Over the past year the company’s average interest rate on its finance receivables was 14.9%. Williams said the company has been studying the rate increase as credit losses ticked up over the past few quarters. Williams said the company was hopeful the credit losses would come down, but given that they remain elevated the company decided to raise the interest rate to better support the overall business.

When asked by analysts if customers would balk at the higher rate, Williams said the increase amounts to roughly $10 per month on the average payments. He said lot managers did not believe it would be a concern by customers.

Car-Mart, unlike most car dealers, carries the financing for every car it sells and that brings an added level of compliance given that the company is on the hook if the buyer should default. The company saw its net charge-offs increase to 31.3% of sales over last year. That was up from 27.8% in the prior year. Net charge-offs relate the losses from repossessions.

Once Car-Mart has to repossess a car, it is sold in the wholesale market, which is also depressed. Any difference between the loan amount and the wholesale proceeds are a net charge-off.

Henderson said more new car dealers now offering special financing on later car models has shrunk the buyer pool and demand for the older, lower quality wholesale market. He said the competition Car-Mart is feeling from special financing arrangements at new car dealers is having a major impact on profits. For instance, Henderson said some of Car-Mart’s better customers have been lured away with special financing for new cars, trucks and SUVs with longer terms out to 60 months, which he says is not sustainable long term, as the car will likely need major repairs before it is paid off.

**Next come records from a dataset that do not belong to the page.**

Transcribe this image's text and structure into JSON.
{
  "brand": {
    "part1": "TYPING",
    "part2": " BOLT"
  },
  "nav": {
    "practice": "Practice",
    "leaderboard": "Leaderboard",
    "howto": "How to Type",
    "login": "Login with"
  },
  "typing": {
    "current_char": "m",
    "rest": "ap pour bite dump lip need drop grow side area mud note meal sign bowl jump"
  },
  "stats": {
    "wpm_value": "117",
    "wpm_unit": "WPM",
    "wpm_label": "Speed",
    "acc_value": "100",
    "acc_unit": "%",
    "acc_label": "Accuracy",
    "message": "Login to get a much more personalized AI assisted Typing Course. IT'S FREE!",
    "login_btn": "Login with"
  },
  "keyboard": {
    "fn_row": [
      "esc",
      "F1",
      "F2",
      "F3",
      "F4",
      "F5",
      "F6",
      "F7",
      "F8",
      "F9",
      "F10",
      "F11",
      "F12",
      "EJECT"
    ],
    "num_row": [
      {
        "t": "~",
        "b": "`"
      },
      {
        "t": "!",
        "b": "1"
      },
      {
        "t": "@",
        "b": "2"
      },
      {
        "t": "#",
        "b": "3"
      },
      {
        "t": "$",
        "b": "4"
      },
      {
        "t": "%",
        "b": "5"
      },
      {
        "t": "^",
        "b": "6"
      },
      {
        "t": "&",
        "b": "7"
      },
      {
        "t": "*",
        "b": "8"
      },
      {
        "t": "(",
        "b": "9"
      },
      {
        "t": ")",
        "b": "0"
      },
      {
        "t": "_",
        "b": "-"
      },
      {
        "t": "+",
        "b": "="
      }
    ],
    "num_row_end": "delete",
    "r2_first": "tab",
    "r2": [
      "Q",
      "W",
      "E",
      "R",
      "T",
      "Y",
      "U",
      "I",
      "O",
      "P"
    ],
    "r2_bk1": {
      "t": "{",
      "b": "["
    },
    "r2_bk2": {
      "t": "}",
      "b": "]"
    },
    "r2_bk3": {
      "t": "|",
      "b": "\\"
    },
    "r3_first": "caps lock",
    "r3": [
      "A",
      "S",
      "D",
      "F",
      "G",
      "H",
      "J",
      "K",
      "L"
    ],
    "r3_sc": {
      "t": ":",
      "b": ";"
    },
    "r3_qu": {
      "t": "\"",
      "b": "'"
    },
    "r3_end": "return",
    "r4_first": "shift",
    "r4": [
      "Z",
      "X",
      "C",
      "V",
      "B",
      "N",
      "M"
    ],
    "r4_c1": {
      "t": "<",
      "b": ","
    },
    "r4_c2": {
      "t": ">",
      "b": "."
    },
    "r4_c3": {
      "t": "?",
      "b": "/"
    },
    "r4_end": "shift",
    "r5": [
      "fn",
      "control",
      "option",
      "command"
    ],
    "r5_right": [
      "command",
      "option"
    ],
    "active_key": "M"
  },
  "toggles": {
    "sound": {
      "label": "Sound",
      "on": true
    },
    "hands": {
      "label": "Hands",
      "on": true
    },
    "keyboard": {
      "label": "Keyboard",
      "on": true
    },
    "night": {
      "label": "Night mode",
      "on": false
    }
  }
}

To make matters worse, Henderson said some of the lot managers at Car-Mart received loan payoffs from special finance lenders who were rolling the residual owed to Car-Mart into the new loan they were making to the former Car-Mart customer.

“That is something we do not do. It is not good for the customer,” he said during the call.

Williams said the average term on a Car-Mart loan is 29.7 months, up from 24 months the company tried to stick with in prior years. He said the higher price of cars, trucks and SUVs have caused the term to be extended to keep the payment affordable. He said more trucks and SUVs are being sold given the lower gasoline prices and they are typically more expensive than cars.

Henderson admitted on the call that perhaps the executives were a little too optimistic in past quarters that the competitive environment would subside. Analysts asked if there was a plan should that not be the case.

“If this is the new normal, we wouldn’t be satisfied with anything less than a 10% return on equity. We don’t expect credit losses to get back to 20%, but we are pushing hard to get there,” Williams said.

Henderson said other investments made by the company in recent months regarding changes at regional vice president level, improvements in repair expenses which has been trending higher, as well as integrating the GPS locating data into its own database should provide for a leaner operation.